Can you study a MiM in Europe for free or almost free?
You can get the tuition close to zero, though living costs always remain. Several strong public universities in countries such as Germany, Norway, Sweden (for EU/EEA students), Austria and France charge little or no tuition to EU/EEA students, and a handful charge low fees to everyone — so the single biggest lever is choosing a low-fee programme before you even think about funding. On top of that, a fully-funded scholarship (for example an Erasmus Mundus Joint Master scholarship) can cover an entire programme, and France's work-study apprenticeship route can have an employer pay your tuition. See our guides to the cheapest and tuition-free MiMs and to how MiM scholarships work for the specifics.
Does the French apprenticeship (alternance) route really cover tuition?
Yes — for those who qualify, France's work-study apprenticeship (alternance) is the most generous funding mechanism in European management education, because the host company (via the French training-levy system) typically pays your tuition and you also earn a salary while you study. The catch is eligibility: you generally need to be working legally in France and able to function in French in the workplace, you must find a host company yourself (this is a real job search, and the hardest part), and the rhythm splits your time between school and the employer. It is transformative if it fits your situation and language, and simply unavailable if it doesn't — read our explainer on what alternance is, and the related césure (gap-year) route, before counting on it.

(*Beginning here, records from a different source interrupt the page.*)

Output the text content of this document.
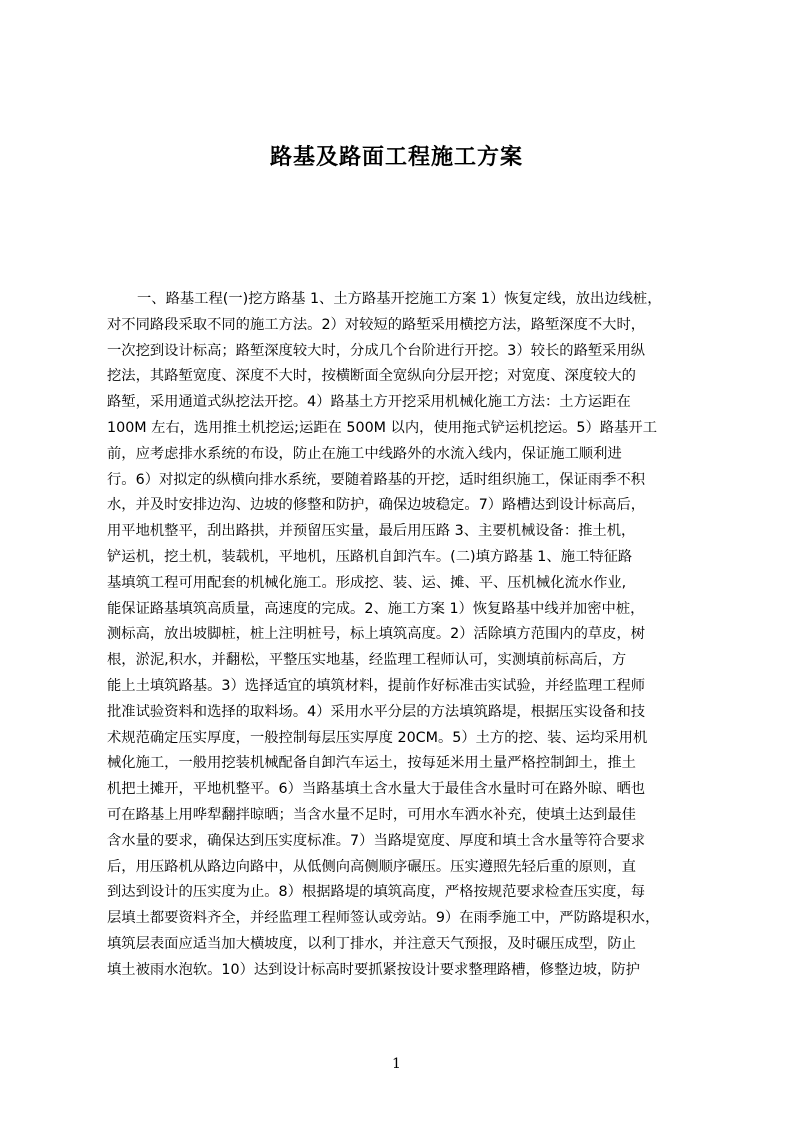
路基及路面工程施工方案
一、路基工程(一)挖方路基 1、土方路基开挖施工方案 1）恢复定线，放出边线桩，
对不同路段采取不同的施工方法。2）对较短的路堑采用横挖方法，路堑深度不大时，
一次挖到设计标高；路堑深度较大时，分成几个台阶进行开挖。3）较长的路堑采用纵
挖法，其路堑宽度、深度不大时，按横断面全宽纵向分层开挖；对宽度、深度较大的
路堑，采用通道式纵挖法开挖。4）路基土方开挖采用机械化施工方法：土方运距在
100M 左右，选用推土机挖运;运距在 500M 以内，使用拖式铲运机挖运。5）路基开工
前，应考虑排水系统的布设，防止在施工中线路外的水流入线内，保证施工顺利进
行。6）对拟定的纵横向排水系统，要随着路基的开挖，适时组织施工，保证雨季不积
水，并及时安排边沟、边坡的修整和防护，确保边坡稳定。7）路槽达到设计标高后，
用平地机整平，刮出路拱，并预留压实量，最后用压路 3、主要机械设备：推土机，
铲运机，挖土机，装载机，平地机，压路机自卸汽车。(二)填方路基 1、施工特征路
基填筑工程可用配套的机械化施工。形成挖、装、运、摊、平、压机械化流水作业,
能保证路基填筑高质量，高速度的完成。2、施工方案 1）恢复路基中线并加密中桩，
测标高，放出坡脚桩，桩上注明桩号，标上填筑高度。2）活除填方范围内的草皮，树
根，淤泥,积水，并翻松，平整压实地基，经监理工程师认可，实测填前标高后，方
能上土填筑路基。3）选择适宜的填筑材料，提前作好标准击实试验，并经监理工程师
批准试验资料和选择的取料场。4）采用水平分层的方法填筑路堤，根据压实设备和技
术规范确定压实厚度，一般控制每层压实厚度 20CM。5）土方的挖、装、运均采用机
械化施工，一般用挖装机械配备自卸汽车运土，按每延米用土量严格控制卸土，推土
机把土摊开，平地机整平。6）当路基填土含水量大于最佳含水量时可在路外晾、晒也
可在路基上用哗犁翻拌晾晒；当含水量不足时，可用水车洒水补充，使填土达到最佳
含水量的要求，确保达到压实度标准。7）当路堤宽度、厚度和填土含水量等符合要求
后，用压路机从路边向路中，从低侧向高侧顺序碾压。压实遵照先轻后重的原则，直
到达到设计的压实度为止。8）根据路堤的填筑高度，严格按规范要求检查压实度，每
层填土都要资料齐全，并经监理工程师签认或旁站。9）在雨季施工中，严防路堤积水，
填筑层表面应适当加大横坡度，以利丁排水，并注意天气预报，及时碾压成型，防止
填土被雨水泡软。10）达到设计标高时要抓紧按设计要求整理路槽，修整边坡，防护
1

Should you take a loan to do a MiM?
Only after you have shrunk the bill and exhausted the money you don't have to repay. The sensible order is: pick an affordable programme, win what scholarships and grants you can, use savings and any family contribution, and only then borrow what's left — preferably from the cheapest source (usually a home-country government or bank loan). Borrowing is reasonable when the maths works: a MiM's value is the salary uplift it buys you over your realistic alternative, so a manageable loan against a strong, well-paid outcome can be a sound investment, while a large loan against an uncertain one is not. Run your own numbers with our honest method for calculating MiM ROI before you sign anything, and confirm every rate and repayment term with the lender directly.